また、仕事仲間と「チームメンバー」として対等の立場で、常に新しいテーマや業務に挑戦しながら、一緒に成長していきたいと考えています。

組織の形は、いろいろな専門性やスキルを持つ人が星座のようにつながるイメージです。多様な人がさまざまな光をはなちながら、星として輝いている。それがつながって、広がっていくといいな、と思っています。

この写真の北斗七星のようなイメージです。

この写真の北斗七星のようなイメージです。

―ENWの言語事業で今後、やっていきたいことは?

やっていきたいことは、ENWに参加した当初から変わらず「お客様の想い、がんばっていらっしゃる取り組みをより効果的に伝えること」です。

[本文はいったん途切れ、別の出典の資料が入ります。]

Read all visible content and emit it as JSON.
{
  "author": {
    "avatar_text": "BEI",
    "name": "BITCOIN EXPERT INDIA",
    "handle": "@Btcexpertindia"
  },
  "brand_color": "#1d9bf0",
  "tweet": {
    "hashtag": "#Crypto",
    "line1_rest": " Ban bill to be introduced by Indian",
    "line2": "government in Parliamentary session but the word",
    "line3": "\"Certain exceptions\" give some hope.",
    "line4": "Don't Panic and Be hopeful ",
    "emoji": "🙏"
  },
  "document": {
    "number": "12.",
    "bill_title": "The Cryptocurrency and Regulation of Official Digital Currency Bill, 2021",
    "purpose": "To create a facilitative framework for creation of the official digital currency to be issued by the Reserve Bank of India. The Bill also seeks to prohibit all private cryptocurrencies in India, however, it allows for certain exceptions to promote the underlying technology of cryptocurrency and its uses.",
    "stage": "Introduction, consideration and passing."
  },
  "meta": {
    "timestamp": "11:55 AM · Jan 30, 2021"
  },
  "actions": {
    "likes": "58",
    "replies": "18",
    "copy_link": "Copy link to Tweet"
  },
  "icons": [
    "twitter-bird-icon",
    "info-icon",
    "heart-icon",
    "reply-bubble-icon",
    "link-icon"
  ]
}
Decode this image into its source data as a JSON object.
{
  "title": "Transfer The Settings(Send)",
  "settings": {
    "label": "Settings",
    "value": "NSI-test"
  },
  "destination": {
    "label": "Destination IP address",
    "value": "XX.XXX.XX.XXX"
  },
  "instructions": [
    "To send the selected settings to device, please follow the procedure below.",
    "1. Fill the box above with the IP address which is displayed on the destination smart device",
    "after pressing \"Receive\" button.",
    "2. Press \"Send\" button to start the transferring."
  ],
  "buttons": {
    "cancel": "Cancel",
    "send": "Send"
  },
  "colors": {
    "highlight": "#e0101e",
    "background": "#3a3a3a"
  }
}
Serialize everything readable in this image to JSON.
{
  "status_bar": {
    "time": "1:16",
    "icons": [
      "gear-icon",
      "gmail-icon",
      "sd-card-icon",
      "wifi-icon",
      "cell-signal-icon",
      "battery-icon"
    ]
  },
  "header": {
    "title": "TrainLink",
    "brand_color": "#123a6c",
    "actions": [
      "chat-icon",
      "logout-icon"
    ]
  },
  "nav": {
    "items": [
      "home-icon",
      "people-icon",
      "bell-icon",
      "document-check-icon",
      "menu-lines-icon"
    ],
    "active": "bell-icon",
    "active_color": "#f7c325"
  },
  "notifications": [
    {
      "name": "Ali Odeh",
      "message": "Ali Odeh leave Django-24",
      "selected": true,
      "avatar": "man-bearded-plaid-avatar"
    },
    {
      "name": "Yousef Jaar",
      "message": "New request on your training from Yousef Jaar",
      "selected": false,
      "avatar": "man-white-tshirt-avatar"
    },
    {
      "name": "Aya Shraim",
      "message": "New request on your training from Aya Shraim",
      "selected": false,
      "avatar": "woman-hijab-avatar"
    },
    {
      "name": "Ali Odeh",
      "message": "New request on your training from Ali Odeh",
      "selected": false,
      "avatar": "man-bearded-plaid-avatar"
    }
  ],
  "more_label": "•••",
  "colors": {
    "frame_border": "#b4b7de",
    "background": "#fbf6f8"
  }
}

そのために、最近ご好評いただいている英文のレポートレビューを更に充実、発展させていきたいですね。同じことを伝えるにも、ネイティブ読者の視点を考慮した言葉の選び方、構成、表現で伝わり方が変わります。誠実に取り組んでいる組織の想いへの共感が読者の心の中に生まれるように、これまでインパクトのあった事例を取り入れながらご提案しています。お客様の想いの「究極の表現者」を目指し、これからも仲間と共に、終わりのない修行の道を歩いてきたいと考えています。
(取材日2017/2/22)

経歴:
石川県小松市出身。幼少時代に、企業で技術研修を受けるため海外から来日していた技術者が話す「音楽みたいな言葉」を町の郵便局などで耳にし、英語に興味を持つ。セサミストリート(当時は英語のみ)に没頭し、その後10歳から英語学習をスタート、大学では英米文学研究を専攻。卒業後、電機メーカーの通信システム事業で海外企業からの受注・システム運営支援を担当。パートナーの転勤を機に石川県金沢市に移住。地元の翻訳会社で経験を積み、その後フリーランス翻訳者に。環境NGOでの英訳ボランティア活動をきっかけに環境分野の翻訳を志し、2006年からエコネットワークスに翻訳コーディネーターとして関わる。

2010年取締役就任。サステナビリティへの取り組みをより簡潔に効果的に発信するため、コミュニケーションの支援、英文レポートの品質向上のためのレビューを担当。翻訳の品質管理および言語事業を統括する。